De bijzondere dynamiek van high traffic retaillocaties

Editie: 25.2 De Nederlandse mainportregio's

Published on: 04 april 2018

Het is tegenwoordig al lang niet meer zo dat je per se naar de winkel of de stad moet voor de dagelijkse boodschap, een cadeau voor een jarige collega of een lekkere lunch met vrienden.


Waar traditioneel een drukbezochte winkelstraat op een A1-locatie hét walhalla is voor retailondernemers, zijn er steeds meer andersoortige gebieden die zich als nieuwe winkellocaties manifesteren. Het zijn atypische locaties die een steeds verder gedifferentieerd beeld laten zien. Niet alleen in het commerciële aanbod bestaande uit winkels, horeca en aanverwante dienst­verlening, maar ook ten aanzien van de locaties zelf, de beoogde doelgroepen, koopbehoeften en bijbehorend koopgedrag.

Differentiatie van winkelgebieden
Deze differentiatie in het retaillandschap is op een overzichtelijke manier in beeld gebracht in een door WYNE Strategy & Innovation ontwikkeld model waarin de verschillende gebieden op de zogenaamde “retailcurve” zijn geplot. Binnen dit model is er sprake van twee dominante drivers, namelijk de koopbehoefte van de bezoekers en de verblijfstijd van deze bezoekers binnen de betreffende winkelgebieden.
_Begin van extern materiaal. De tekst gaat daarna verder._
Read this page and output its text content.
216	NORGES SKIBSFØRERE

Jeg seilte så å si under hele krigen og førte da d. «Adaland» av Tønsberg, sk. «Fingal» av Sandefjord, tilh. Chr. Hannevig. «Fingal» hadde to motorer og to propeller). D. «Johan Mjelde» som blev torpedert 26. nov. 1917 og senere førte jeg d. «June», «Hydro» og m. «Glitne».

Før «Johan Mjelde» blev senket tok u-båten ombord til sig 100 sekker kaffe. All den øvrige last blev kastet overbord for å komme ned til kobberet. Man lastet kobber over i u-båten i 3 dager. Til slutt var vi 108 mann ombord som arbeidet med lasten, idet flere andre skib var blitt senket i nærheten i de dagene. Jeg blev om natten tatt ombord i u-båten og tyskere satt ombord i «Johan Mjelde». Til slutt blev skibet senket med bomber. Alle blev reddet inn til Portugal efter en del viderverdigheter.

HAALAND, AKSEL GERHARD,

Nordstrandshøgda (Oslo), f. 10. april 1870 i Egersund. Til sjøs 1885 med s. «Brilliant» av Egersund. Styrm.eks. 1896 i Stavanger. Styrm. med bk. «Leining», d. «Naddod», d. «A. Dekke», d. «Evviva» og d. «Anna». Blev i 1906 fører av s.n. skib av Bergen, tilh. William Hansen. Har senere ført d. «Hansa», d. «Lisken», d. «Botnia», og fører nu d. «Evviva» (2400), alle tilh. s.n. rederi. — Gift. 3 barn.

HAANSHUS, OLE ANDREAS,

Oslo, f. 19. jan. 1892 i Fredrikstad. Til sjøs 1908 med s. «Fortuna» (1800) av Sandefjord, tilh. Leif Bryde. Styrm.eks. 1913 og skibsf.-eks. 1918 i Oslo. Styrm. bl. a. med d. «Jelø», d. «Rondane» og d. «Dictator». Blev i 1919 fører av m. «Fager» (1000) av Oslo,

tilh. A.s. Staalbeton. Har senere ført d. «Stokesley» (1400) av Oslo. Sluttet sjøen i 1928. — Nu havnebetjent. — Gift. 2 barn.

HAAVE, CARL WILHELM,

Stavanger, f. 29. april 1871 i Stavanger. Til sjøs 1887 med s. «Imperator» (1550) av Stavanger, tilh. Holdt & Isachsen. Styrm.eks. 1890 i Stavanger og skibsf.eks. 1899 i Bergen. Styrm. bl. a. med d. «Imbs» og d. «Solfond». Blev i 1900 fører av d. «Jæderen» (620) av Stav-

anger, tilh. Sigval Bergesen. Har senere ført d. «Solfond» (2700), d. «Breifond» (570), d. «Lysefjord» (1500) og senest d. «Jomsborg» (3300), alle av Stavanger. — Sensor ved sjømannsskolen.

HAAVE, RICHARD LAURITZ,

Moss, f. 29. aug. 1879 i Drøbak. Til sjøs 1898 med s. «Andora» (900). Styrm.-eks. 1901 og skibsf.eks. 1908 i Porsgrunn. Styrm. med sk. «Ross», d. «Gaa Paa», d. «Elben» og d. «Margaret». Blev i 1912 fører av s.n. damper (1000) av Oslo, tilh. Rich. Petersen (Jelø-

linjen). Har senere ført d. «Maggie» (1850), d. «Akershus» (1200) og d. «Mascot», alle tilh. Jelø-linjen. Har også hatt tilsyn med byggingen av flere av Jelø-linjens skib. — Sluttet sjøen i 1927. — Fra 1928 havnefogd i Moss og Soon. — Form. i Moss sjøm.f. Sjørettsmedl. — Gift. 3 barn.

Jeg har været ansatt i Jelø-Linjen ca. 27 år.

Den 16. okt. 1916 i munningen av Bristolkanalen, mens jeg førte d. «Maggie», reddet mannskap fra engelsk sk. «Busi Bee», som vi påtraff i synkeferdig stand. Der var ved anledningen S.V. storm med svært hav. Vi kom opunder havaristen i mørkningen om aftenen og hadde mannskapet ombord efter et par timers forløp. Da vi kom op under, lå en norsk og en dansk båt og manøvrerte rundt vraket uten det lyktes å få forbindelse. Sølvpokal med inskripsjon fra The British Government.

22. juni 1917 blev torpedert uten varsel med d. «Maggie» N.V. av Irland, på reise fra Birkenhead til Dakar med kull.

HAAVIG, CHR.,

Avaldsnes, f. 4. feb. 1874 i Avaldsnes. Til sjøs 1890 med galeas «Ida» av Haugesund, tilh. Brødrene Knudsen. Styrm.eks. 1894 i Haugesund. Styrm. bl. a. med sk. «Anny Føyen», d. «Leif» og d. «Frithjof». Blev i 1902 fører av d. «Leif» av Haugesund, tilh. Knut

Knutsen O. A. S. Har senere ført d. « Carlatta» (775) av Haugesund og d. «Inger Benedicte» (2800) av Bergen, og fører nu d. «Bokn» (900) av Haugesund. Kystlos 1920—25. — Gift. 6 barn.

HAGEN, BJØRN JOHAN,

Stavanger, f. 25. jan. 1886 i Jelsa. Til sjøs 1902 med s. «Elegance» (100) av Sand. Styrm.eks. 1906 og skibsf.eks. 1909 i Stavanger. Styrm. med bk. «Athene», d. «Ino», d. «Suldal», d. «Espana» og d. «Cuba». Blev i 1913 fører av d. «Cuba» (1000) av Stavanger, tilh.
De op de retailcurve geprojecteerde winkelgebieden kunnen verder worden onderverdeeld in locaties waarbij vanuit consumentenperspectief sprake is van targeted audience enerzijds en locaties waarbij sprake is van captive audience anderzijds.
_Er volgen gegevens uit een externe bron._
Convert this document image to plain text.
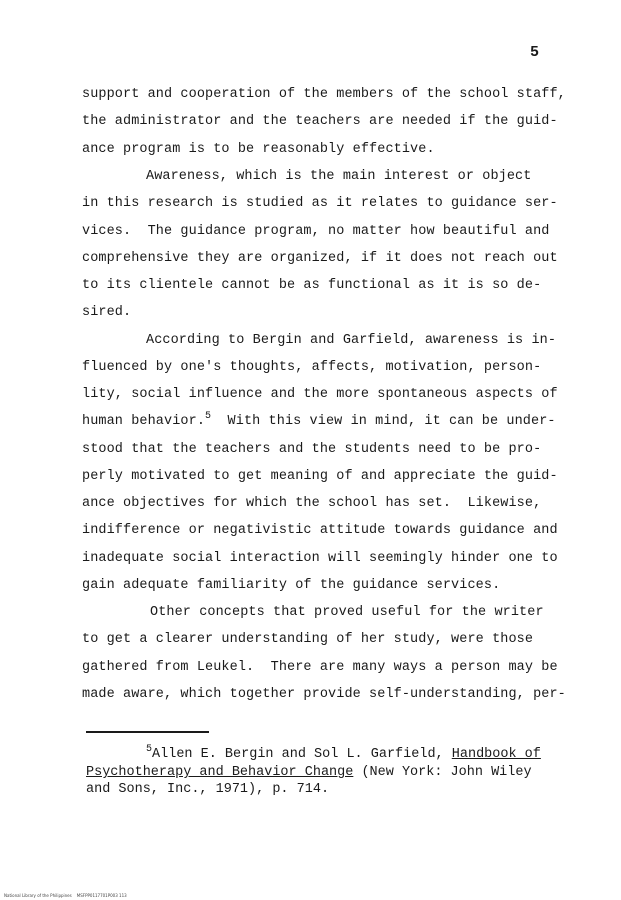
5
support and cooperation of the members of the school staff,
the administrator and the teachers are needed if the guid-
ance program is to be reasonably effective.
Awareness, which is the main interest or object
in this research is studied as it relates to guidance ser-
vices.  The guidance program, no matter how beautiful and
comprehensive they are organized, if it does not reach out
to its clientele cannot be as functional as it is so de-
sired.
According to Bergin and Garfield, awareness is in-
fluenced by one's thoughts, affects, motivation, person-
lity, social influence and the more spontaneous aspects of
human behavior.$^5$  With this view in mind, it can be under-
stood that the teachers and the students need to be pro-
perly motivated to get meaning of and appreciate the guid-
ance objectives for which the school has set.  Likewise,
indifference or negativistic attitude towards guidance and
inadequate social interaction will seemingly hinder one to
gain adequate familiarity of the guidance services.
Other concepts that proved useful for the writer
to get a clearer understanding of her study, were those
gathered from Leukel.  There are many ways a person may be
made aware, which together provide self-understanding, per-
$^5$Allen E. Bergin and Sol L. Garfield, Handbook of
Psychotherapy and Behavior Change (New York: John Wiley
and Sons, Inc., 1971), p. 714.
National Library of the Philippines    MSFPP0117701P003 113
Bij winkelgebieden die binnen het targeted audience segment vallen is de aanwezigheid van bezoekers (traffic) geen vanzelfsprekend­heid. Om bezoekers naar deze locaties te trekken moeten er vaak extra inspanningen worden gedaan. In traditionele gebieden zoals een binnenstad of een wijkwinkel­centrum, hebben bezoekers als primair doel winkelen (shoppen en/of boodschappen doen). Echter, deze bezoekers hebben vaak meer winkelgebieden waar zij uit kunnen kiezen, zowel fysiek als online. Om bezoekers aan te trekken moeten afzonderlijke winkelgebieden dus de concurrentie met elkaar aangaan in het gericht targetten van de potentiële bezoekers. Naast de ‘natuurlijke’ aantrekkingskracht van de winkellocatie (stad of dorp) waarbinnen de winkelgebieden zich bevinden speelt ook het aanwezige aanbod aan voorzieningen (winkels, horeca, cultureel aanbod en vermaak), de openbare ruimte, parkeermogelijkheden en veiligheid een belangrijke rol. Het aantrekken van bezoekers naar winkel­gebieden die zich in het “targeted audience” segment bevinden is dus geen auto­matisme. Hoe beter potentiële bezoekers worden getarget en via gerichte marketing worden verleid om een bezoek te brengen, hoe hoger de resulterende traffic in het winkelgebied.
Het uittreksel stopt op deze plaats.